Thursday, October 28, 2010

Window on Eurasia: Moscow Already Has More than 100 Mosques, Silantyev Says

Paul Goble

Staunton, October 28 – Roman Silantyev, a specialist on Islam in the Russian Federation with close ties to the Russian Orthodox Church, says there are currently six major mosques and “about 100 smaller” ones in Moscow, a statement which will only exacerbate the fight over whether officials in the Russian capital should approve building additional Muslim facilities.
Silantyev, who is notorious among Muslims for his sharp attacks on the leaders of Islam in Russia and who most recently attracted attention with an interview in which he said that there were far fewer Muslims in the Russian Federation than Muslim leaders claim, is injecting himself into the fight over new mosques.
In an interview published today in Moscow’s “Trud-7,” Silantyev says that “at present there are about 500,000 Muslims” in Moscow. Many Russian officials and Muslim leaders have suggested far higher numbers, ranging up to 2.5 million, but Silantyev dismisses such numbers (www.trud.ru/article/28-10-2010/253119_moskva_minaretam_ne_verit.html).
It is not clear from his remarks whether Silantyev is referring to Muslim believers or “ethnic” Muslims, the latter term including all those who are members of traditionally Muslim nationalities. If the latter, his estimate is too small. And in this connection, it is worth noting that Silantyev, like most Russian Orthodox, counts all ethnic Russians as Orthodox Christians.
But however that may be, the specialist says that Moscow’s Muslims currently have the use of “six major mosques and about 100 small ones.” The six include the four that existed from Soviet times, and two that have been built in recent years. The 100 smaller ones he refers to presumably include prayer rooms without any official registration.
Counting such prayer rooms as mosques is at the very least a stretch. These temporary facilities recall the kind of “underground” mosques that existed in Soviet times when believers held prayers in private apartments and houses when there was no mosque available. What is striking is that Silantyev is reintroducing this Soviet-era measure now.
Moreover, the Orthodox specialist on Islam continues, Muslims have had opportunities to build more but haven’t taken advantage of them. Former Mayor Yuri Luzhkov offered them eight [additional] pieces of land during his tenure – Muslims have sometimes spoken of 11 such offers, Silantyev says, “but over the last 14 years, nothing was built on these parcels.”
Whether new Mayor Sergey Sobyanin will change that is very much an open question, Silantyev says. On the one hand, he has expressed his support for building more religious facilities, but as the specialist says, the new man in charge could hardly do otherwise.

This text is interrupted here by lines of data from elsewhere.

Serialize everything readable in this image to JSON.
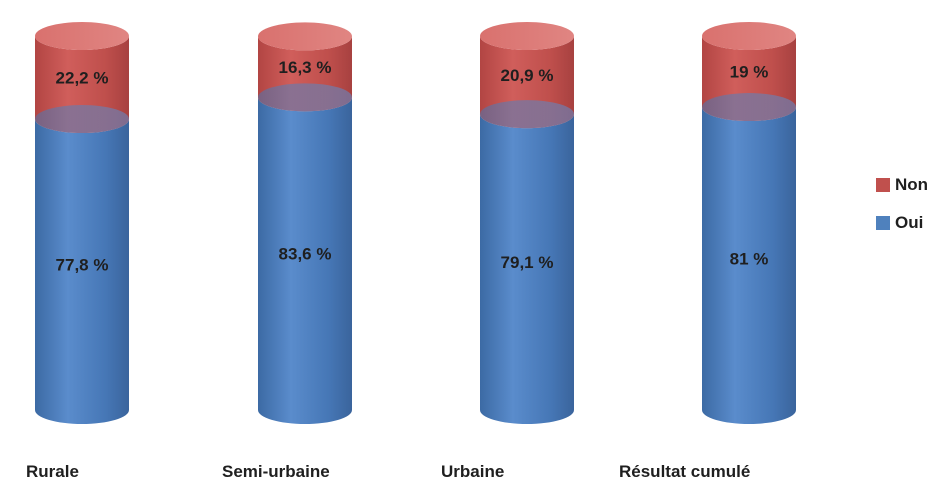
{
  "chart_data": {
    "type": "bar",
    "stacked": true,
    "style": "3d-cylinder",
    "categories": [
      "Rurale",
      "Semi-urbaine",
      "Urbaine",
      "Résultat cumulé"
    ],
    "series": [
      {
        "name": "Oui",
        "color": "#4F81BD",
        "values": [
          77.8,
          83.6,
          79.1,
          81
        ],
        "labels": [
          "77,8 %",
          "83,6 %",
          "79,1 %",
          "81 %"
        ]
      },
      {
        "name": "Non",
        "color": "#C0504D",
        "values": [
          22.2,
          16.3,
          20.9,
          19
        ],
        "labels": [
          "22,2 %",
          "16,3 %",
          "20,9 %",
          "19 %"
        ]
      }
    ],
    "title": "",
    "xlabel": "",
    "ylabel": "",
    "ylim": [
      0,
      100
    ],
    "grid": false,
    "legend_position": "right",
    "legend_order": [
      "Non",
      "Oui"
    ]
  }
}
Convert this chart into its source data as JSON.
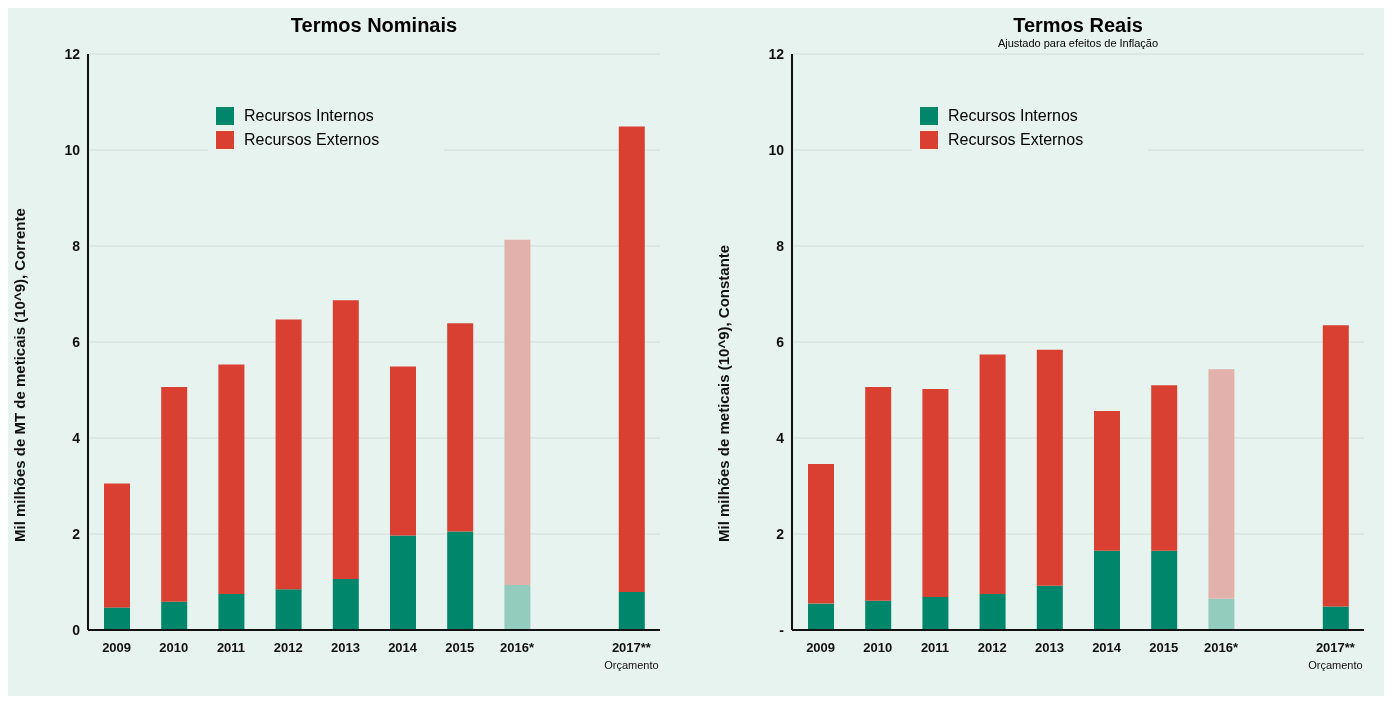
{
  "chart_data": [
    {
      "type": "bar",
      "title": "Termos  Nominais",
      "ylabel": "Mil milhões de MT de meticais (10^9), Corrente",
      "categories": [
        "2009",
        "2010",
        "2011",
        "2012",
        "2013",
        "2014",
        "2015",
        "2016*",
        null,
        "2017**\nOrçamento"
      ],
      "stacked": true,
      "ylim": [
        0,
        12
      ],
      "yticks": [
        0,
        2,
        4,
        6,
        8,
        10,
        12
      ],
      "grid": "y",
      "legend": "top",
      "series": [
        {
          "name": "Recursos Internos",
          "color": "#00866a",
          "colors": [
            "#00866a",
            "#00866a",
            "#00866a",
            "#00866a",
            "#00866a",
            "#00866a",
            "#00866a",
            "#93cbbd",
            "#00866a",
            "#00866a"
          ],
          "values": [
            0.47,
            0.59,
            0.75,
            0.85,
            1.06,
            1.97,
            2.05,
            0.94,
            null,
            0.79
          ]
        },
        {
          "name": "Recursos Externos",
          "color": "#d94032",
          "colors": [
            "#d94032",
            "#d94032",
            "#d94032",
            "#d94032",
            "#d94032",
            "#d94032",
            "#d94032",
            "#e2b1ac",
            "#d94032",
            "#d94032"
          ],
          "values": [
            2.58,
            4.47,
            4.78,
            5.62,
            5.81,
            3.52,
            4.34,
            7.19,
            null,
            9.7
          ]
        }
      ]
    },
    {
      "type": "bar",
      "title": "Termos  Reais",
      "subtitle": "Ajustado para efeitos de Inflação",
      "ylabel": "Mil milhões de meticais (10^9), Constante",
      "categories": [
        "2009",
        "2010",
        "2011",
        "2012",
        "2013",
        "2014",
        "2015",
        "2016*",
        null,
        "2017**\nOrçamento"
      ],
      "stacked": true,
      "ylim": [
        0,
        12
      ],
      "yticks": [
        {
          "value": 0,
          "label": "-"
        },
        2,
        4,
        6,
        8,
        10,
        12
      ],
      "grid": "y",
      "legend": "top",
      "series": [
        {
          "name": "Recursos Internos",
          "color": "#00866a",
          "colors": [
            "#00866a",
            "#00866a",
            "#00866a",
            "#00866a",
            "#00866a",
            "#00866a",
            "#00866a",
            "#93cbbd",
            "#00866a",
            "#00866a"
          ],
          "values": [
            0.55,
            0.61,
            0.69,
            0.75,
            0.92,
            1.65,
            1.65,
            0.65,
            null,
            0.49
          ]
        },
        {
          "name": "Recursos Externos",
          "color": "#d94032",
          "colors": [
            "#d94032",
            "#d94032",
            "#d94032",
            "#d94032",
            "#d94032",
            "#d94032",
            "#d94032",
            "#e2b1ac",
            "#d94032",
            "#d94032"
          ],
          "values": [
            2.91,
            4.45,
            4.33,
            4.99,
            4.92,
            2.91,
            3.45,
            4.78,
            null,
            5.86
          ]
        }
      ]
    }
  ]
}
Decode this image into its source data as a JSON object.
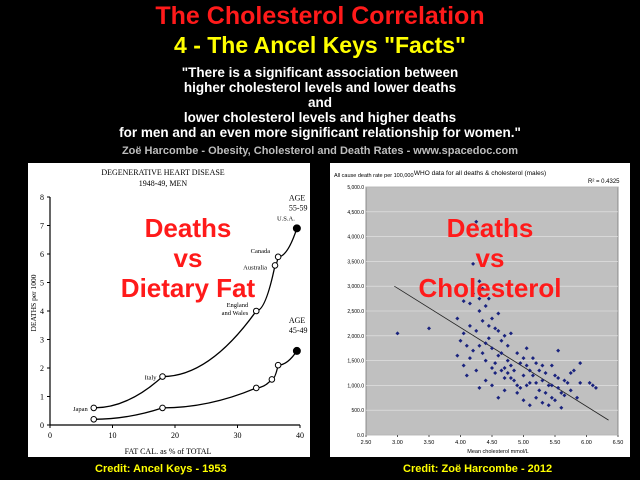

But on the other, in the near future, the situation for Muslims with regard to facilities may get “still worse.”
That is because, Silantyev says, there is mounting public opposition to the construction of mosques, opposition that is fueled by anti-immigrant sentiments and that is encouraged by opposition in Western Europe and the United States to the construction of mosques any new mosques there.
And it is also because, he points out, the Muslim leadership lacks the funds to pay for the reconstruction of the major mosque on Prospekt Mira. Rebuilding that facility would cost as much as a half billion US dollars, and that is an amount that the Russian Muslim community cannot hope to raise on its own. As a result, reconstruction may in this case mean closure.
According to Silantyev, “the question of the construction of mosques can be resolved without scandals,” arguing that “it would be logical to construct a major mosque not alongside apartment buildings but for example next to the [capital’s] Muslim cemetery which is located in a convenient place.”
Such a location would be less offensive to others, Silantyev suggests, but he ignores the reality that this would treat Muslims very much as second class citizens because his own church leadership has called for the construction of Russian Orthodox churches within walking distance of every Orthodox Muscovite.
Silantyev’s interview is contained within a larger article by “Trud” journalist Dmitry Ivanov who not only describes the growing tensions between ethnic Russian residents of Tekstilshchiki who oppose building a mosque there and Muslim leaders who say any failure to do so will provoke an explosion of Muslim anger.
The Russian opponents of building a mosque there have launched a website, www.mecheti.net, and collected more than 6500 signatures on an appeal to Russian leaders not to allow a mosque to be put up where they could not erect a church and where its construction would deprive them of a public park.
Muslim supporters of a mosque in that Moscow neighborhood also have had held demonstrations and circulated a petition backing the idea, and they have expressed hope that the new Moscow mayor will back them not only as a matter of policy but because of his experience in Tyumen, where Muslim groups are now quite active.
But some Muslim leaders are skeptical that Sobyanin will support the construction of that mosque or any other. Geydar Dzhemal, the president of the Russian Islamic Committee, for example, says that he doesn’t think that the new mayor will agree to the construction of any new mosques.
What he does expect, Dzhemal told “Trud,” is that there will be “a growth in the activity of nationalist organizations” and an increase in “inter-ethnic clashes and in the general tension of society,” something he suggested will contribute to “a process of destabilization [of the Russian capital] from below.”